Tra i motivi della paura, al primo posto svetta “è rischioso per via dell’aumento dei casi” (74% degli intervistati); “i trasporti non sono sicuri” (61%); il luogo di lavoro non è sicuro (55%); “produco piu da casa” (48%); “è semplicemente una scusa perché temono che a casa si produca di meno” (41%); “i miei figli si sono abituati a vedermi piu spesso” (33%); “pensare di tornare in ufficio non mi fa dormire la notte” (21%); “i miei colleghi sono No vax” (12%).
Più coraggiose le donne, il 75% della quali non nutre timori nei confronti di un ritorno alla normale routine lavorativa; tra gli uomini, invece, la fetta di chi non ha paura rappresenta il 67% degli intervistati.
I single hanno più voglia di tornare a lavorare: l’80% non ha alcun problema a tornare in ufficio. È comprensibile che chi si è abituato a stare a casa con famiglia e figli sia più restio ad abbandonare questa quotidianità.
In testa tra chi si è stufato dello smart working i giovani tra i 25 e i 30 anni (84%), seguono i 30-40 anni (77%), poi i 50-60 anni (68%).
Sull’argomento, interviene anche la dott.ssa Samantha Vitali, psicologa, psicoterapeuta collaboratrice L.I.D.A.P. (Lega Italiana d’Attacchi di Panico) e docente al MAPS di Milano: “Da 2 anni la modalità lavorativa è cambiata e se all’inizio abbiamo faticato ad adattarci al mondo virtuale, ora che ci siamo abituati, la difficoltà sta nel tornare indietro.
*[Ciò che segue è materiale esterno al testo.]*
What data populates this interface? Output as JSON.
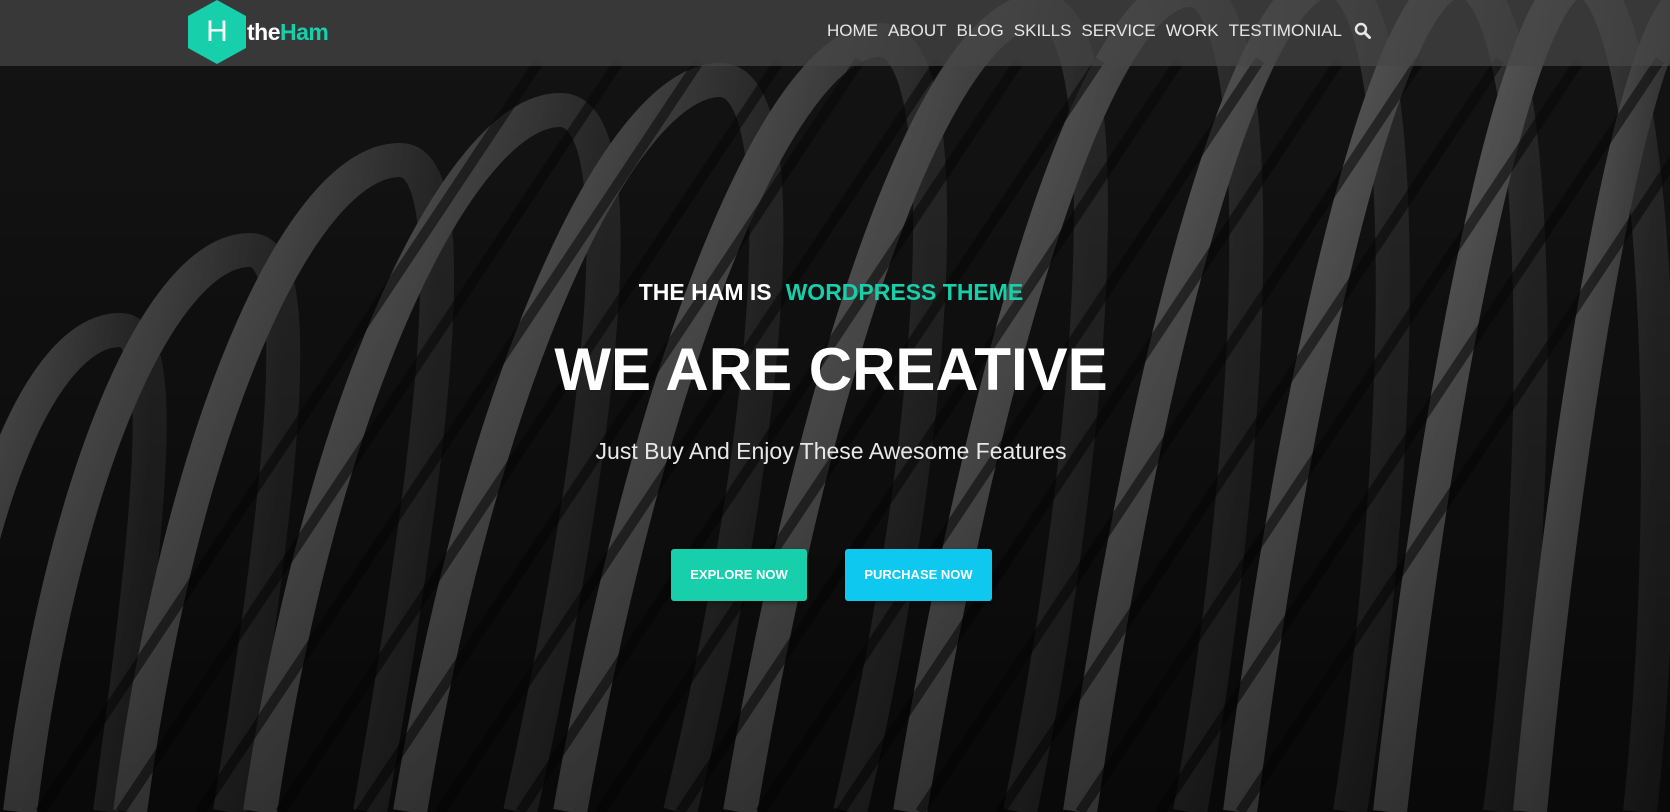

Abbiamo elaborato il lutto di un mondo apparentemente perduto e oggi che ne siamo fuori, non abbiamo più voglia di mettere nuovamente in discussione il nostro modo di vivere. È stato riscoperto un tempo più conciliabile con altri aspetti importanti della vita. Qualcuno ha avuto modo di riflettere su quale fosse veramente la propria strada lavorativa, altri hanno ottimizzato le risorse limitando gli spostamenti e virando tutto sull’online. Oggi, con meno allerta, le aziende cercano d’invertire la rotta e far tornare i propri dipendenti e collaboratori in presenza, con la consapevolezza, che sarà una sfida tutt’altro che facile!”. La dott.ssa Vitali ha elaborato 8 regole per come affrontare al meglio questo momento di ex-nova ripartenza:
- Programmare una nuova mappa mentale del quotidiano che comprenda una routine aggiornata rispetto agli orari d’ufficio unitamente agli spostamenti per raggiungere i luoghi di lavoro.
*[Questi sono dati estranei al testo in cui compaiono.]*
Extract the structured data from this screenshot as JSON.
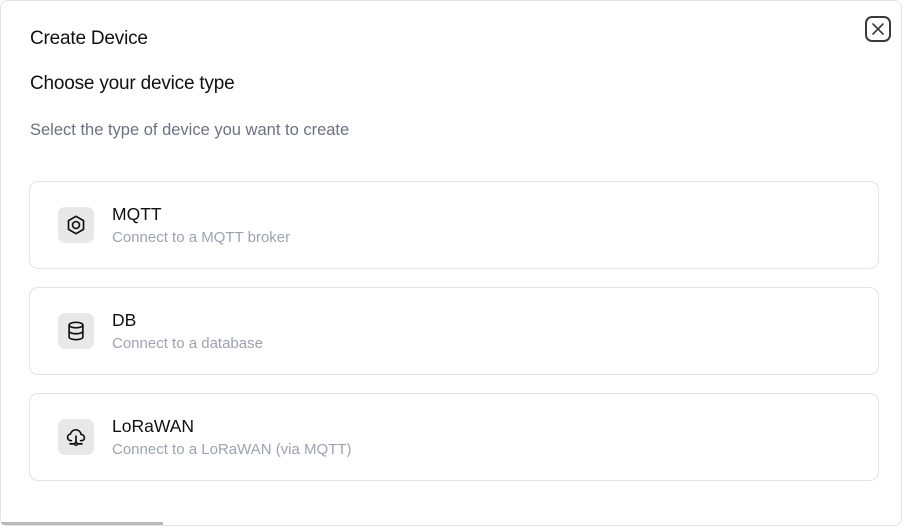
{
  "dialog": {
    "title": "Create Device",
    "subtitle": "Choose your device type",
    "description": "Select the type of device you want to create",
    "close_icon": "close-icon"
  },
  "options": [
    {
      "label": "MQTT",
      "description": "Connect to a MQTT broker",
      "icon": "hexagon-icon"
    },
    {
      "label": "DB",
      "description": "Connect to a database",
      "icon": "database-icon"
    },
    {
      "label": "LoRaWAN",
      "description": "Connect to a LoRaWAN (via MQTT)",
      "icon": "cloud-network-icon"
    }
  ],
  "colors": {
    "text": "#111111",
    "muted": "#6b7280",
    "muted_light": "#9ca3af",
    "border": "#e3e3e3",
    "icon_bg": "#e8e8e8"
  }
}
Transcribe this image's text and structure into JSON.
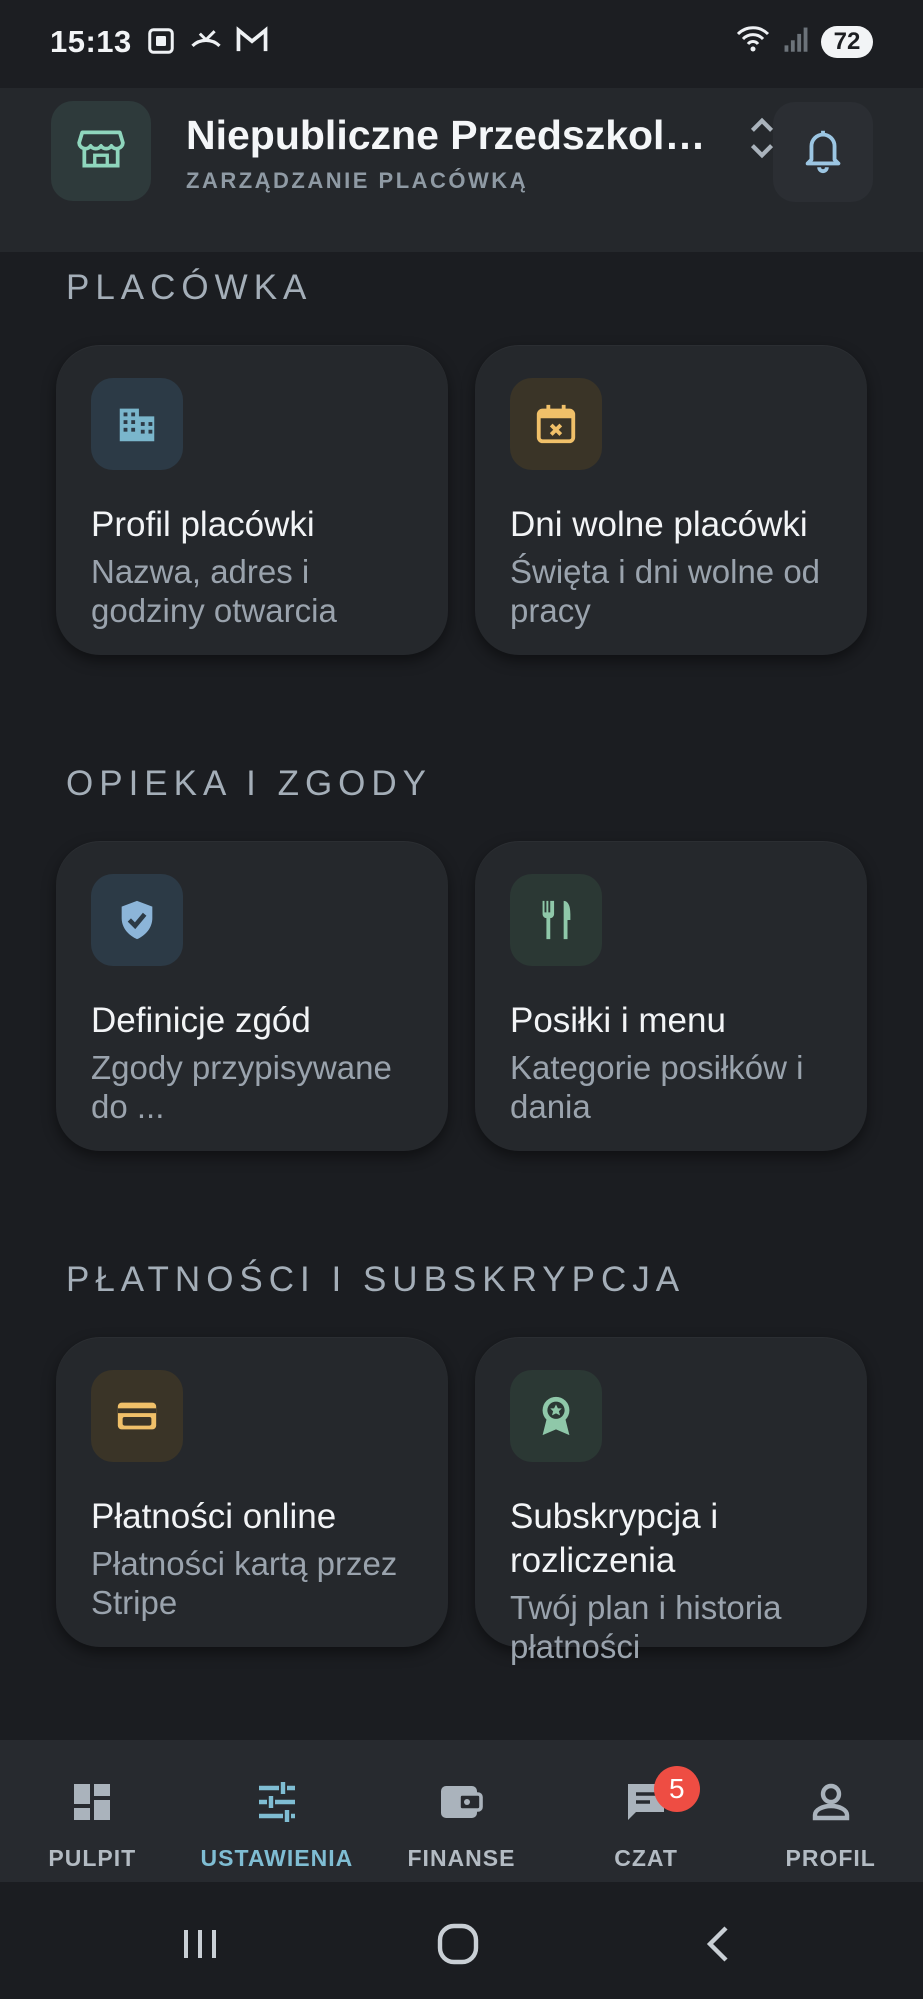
{
  "status_bar": {
    "time": "15:13",
    "battery": "72",
    "icons_left": [
      "screenshot-icon",
      "missed-call-icon",
      "gmail-icon"
    ],
    "icons_right": [
      "wifi-icon",
      "signal-icon",
      "battery-icon"
    ]
  },
  "header": {
    "title": "Niepubliczne Przedszkole \"...",
    "subtitle": "ZARZĄDZANIE PLACÓWKĄ",
    "logo_icon": "storefront-icon",
    "switch_icon": "unfold-icon",
    "bell_icon": "bell-icon"
  },
  "sections": [
    {
      "title": "PLACÓWKA",
      "cards": [
        {
          "title": "Profil placówki",
          "description": "Nazwa, adres i godziny otwarcia",
          "icon": "building-icon",
          "accent": "#7ab6cc"
        },
        {
          "title": "Dni wolne placówki",
          "description": "Święta i dni wolne od pracy",
          "icon": "calendar-x-icon",
          "accent": "#f0c069"
        }
      ]
    },
    {
      "title": "OPIEKA I ZGODY",
      "cards": [
        {
          "title": "Definicje zgód",
          "description": "Zgody przypisywane do ...",
          "icon": "shield-check-icon",
          "accent": "#8cb5d9"
        },
        {
          "title": "Posiłki i menu",
          "description": "Kategorie posiłków i dania",
          "icon": "fork-knife-icon",
          "accent": "#8fc8a9"
        }
      ]
    },
    {
      "title": "PŁATNOŚCI I SUBSKRYPCJA",
      "cards": [
        {
          "title": "Płatności online",
          "description": "Płatności kartą przez Stripe",
          "icon": "credit-card-icon",
          "accent": "#f0c069"
        },
        {
          "title": "Subskrypcja i rozliczenia",
          "description": "Twój plan i historia płatności",
          "icon": "award-icon",
          "accent": "#8fc8a9"
        }
      ]
    }
  ],
  "bottom_nav": {
    "active": "USTAWIENIA",
    "items": [
      {
        "label": "PULPIT",
        "icon": "dashboard-icon"
      },
      {
        "label": "USTAWIENIA",
        "icon": "tune-icon"
      },
      {
        "label": "FINANSE",
        "icon": "wallet-icon"
      },
      {
        "label": "CZAT",
        "icon": "chat-icon",
        "badge": "5"
      },
      {
        "label": "PROFIL",
        "icon": "person-icon"
      }
    ]
  },
  "system_nav": [
    "recents-icon",
    "home-icon",
    "back-icon"
  ],
  "colors": {
    "background": "#1b1d21",
    "card": "#25282c",
    "accent_active": "#7fbdd3",
    "badge": "#ee4d43"
  }
}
- Ricominciare gradualmente. L’adattamento ha bisogno di tempo. All’inizio integrare lo smart working insieme a giornate in presenza.
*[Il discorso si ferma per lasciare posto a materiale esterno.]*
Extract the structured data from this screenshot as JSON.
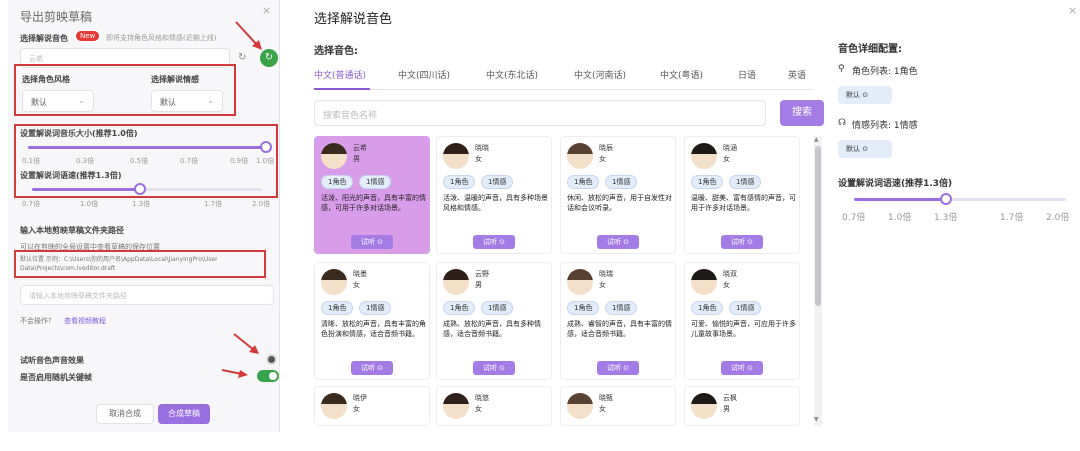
{
  "left_panel": {
    "title": "导出剪映草稿",
    "close": "×",
    "voice_label": "选择解说音色",
    "new_badge": "New",
    "voice_hint": "即将支持角色风格和情感(近期上线)",
    "voice_value": "云希",
    "refresh_icon": "↻",
    "confirm_icon": "↻",
    "style_label": "选择角色风格",
    "emotion_label": "选择解说情感",
    "style_value": "默认",
    "emotion_value": "默认",
    "volume_label": "设置解说词音乐大小(推荐1.0倍)",
    "volume_ticks": [
      "0.1倍",
      "0.3倍",
      "0.5倍",
      "0.7倍",
      "0.9倍",
      "1.0倍"
    ],
    "volume_value": 1.0,
    "speed_label": "设置解说词语速(推荐1.3倍)",
    "speed_ticks": [
      "0.7倍",
      "1.0倍",
      "1.3倍",
      "1.7倍",
      "2.0倍"
    ],
    "speed_value": 1.3,
    "path_label": "输入本地剪映草稿文件夹路径",
    "path_hint": "可以在剪映的全局设置中查看草稿的保存位置",
    "path_default_line1": "默认位置  示例：C:\\Users\\你的用户名\\AppData\\Local\\JianyingPro\\User",
    "path_default_line2": "Data\\Projects\\com.lveditor.draft",
    "path_placeholder": "请输入本地剪映草稿文件夹路径",
    "help_q": "不会操作?",
    "help_link": "查看视频教程",
    "preview_label": "试听音色声音效果",
    "random_label": "是否启用随机关键帧",
    "cancel_btn": "取消合成",
    "ok_btn": "合成草稿"
  },
  "right_panel": {
    "title": "选择解说音色",
    "close": "×",
    "choose_voice_label": "选择音色:",
    "tabs": [
      "中文(普通话)",
      "中文(四川话)",
      "中文(东北话)",
      "中文(河南话)",
      "中文(粤语)",
      "日语",
      "英语"
    ],
    "search_placeholder": "搜索音色名称",
    "search_btn": "搜索",
    "role_tag": "1角色",
    "emotion_tag": "1情感",
    "listen_btn": "试听 ⊙",
    "cards": [
      {
        "name": "云希",
        "gender": "男",
        "desc": "活泼、阳光的声音，具有丰富的情感，可用于许多对话场景。",
        "selected": true
      },
      {
        "name": "晓晓",
        "gender": "女",
        "desc": "活泼、温暖的声音，具有多种场景风格和情感。",
        "selected": false
      },
      {
        "name": "晓辰",
        "gender": "女",
        "desc": "休闲、放松的声音，用于自发性对话和会议听录。",
        "selected": false
      },
      {
        "name": "晓涵",
        "gender": "女",
        "desc": "温暖、甜美、富有感情的声音，可用于许多对话场景。",
        "selected": false
      },
      {
        "name": "晓墨",
        "gender": "女",
        "desc": "清晰、放松的声音，具有丰富的角色扮演和情感，适合音频书籍。",
        "selected": false
      },
      {
        "name": "云野",
        "gender": "男",
        "desc": "成熟、放松的声音，具有多种情感，适合音频书籍。",
        "selected": false
      },
      {
        "name": "晓瑞",
        "gender": "女",
        "desc": "成熟、睿智的声音，具有丰富的情感，适合音频书籍。",
        "selected": false
      },
      {
        "name": "晓双",
        "gender": "女",
        "desc": "可爱、愉悦的声音，可应用于许多儿童故事场景。",
        "selected": false
      },
      {
        "name": "晓伊",
        "gender": "女",
        "desc": "",
        "selected": false
      },
      {
        "name": "晓悠",
        "gender": "女",
        "desc": "",
        "selected": false
      },
      {
        "name": "晓甄",
        "gender": "女",
        "desc": "",
        "selected": false
      },
      {
        "name": "云枫",
        "gender": "男",
        "desc": "",
        "selected": false
      }
    ],
    "detail_title": "音色详细配置:",
    "role_list_label": "角色列表: 1角色",
    "role_default": "默认 ⊙",
    "emotion_list_label": "情感列表: 1情感",
    "emotion_default": "默认 ⊙",
    "speed_label": "设置解说词语速(推荐1.3倍)",
    "speed_ticks": [
      "0.7倍",
      "1.0倍",
      "1.3倍",
      "1.7倍",
      "2.0倍"
    ],
    "speed_value": 1.3
  },
  "colors": {
    "accent": "#9b6fe0",
    "selected_card": "#d79de9",
    "highlight_red": "#d23a3a",
    "toggle_green": "#3aa34a"
  }
}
- Accogliere le sensazioni di fatica e disagio, in quanto fenomeno transitorio, tipico dei processi di cambiamento.
- Prevedere esercizi di respirazione diaframmatica (come mindfulness e yoga), in caso di nervosismo o agitazione, per favorire il rilassamento e stimolare la concentrazione.
- Restare nel “qui ed ora”. Per contrastare le sensazioni legate all’ansia, immaginare di affrontare le cose un giorno alla volta, rimanendo nel presente.
- Riscoprire gli aspetti positivi, dell’interazione in presenza con i colleghi, piuttosto che focalizzarsi su quelli negativi. Siamo animali sociali non dimentichiamolo, dal rispecchiamento con gli altri traiamo la nostra forza.
- Tornare a fare squadra. Benché stare con sé stessi a volte abbia i suoi vantaggi, il “sentirsi parte di qualcosa di più grande” aumenta le sensazioni di autoefficacia contribuendo al raggiungimento degli obiettivi, ma può aver luogo solo da una partecipazione attiva alla vita di gruppo.
- Se il disagio dovesse continuare, vi è sempre la possibilità di iniziare una terapia di supporto e assistenza psicologica. Molte aziende stanno introducendo lo psicologo aziendale per affiancare i propri dipendenti.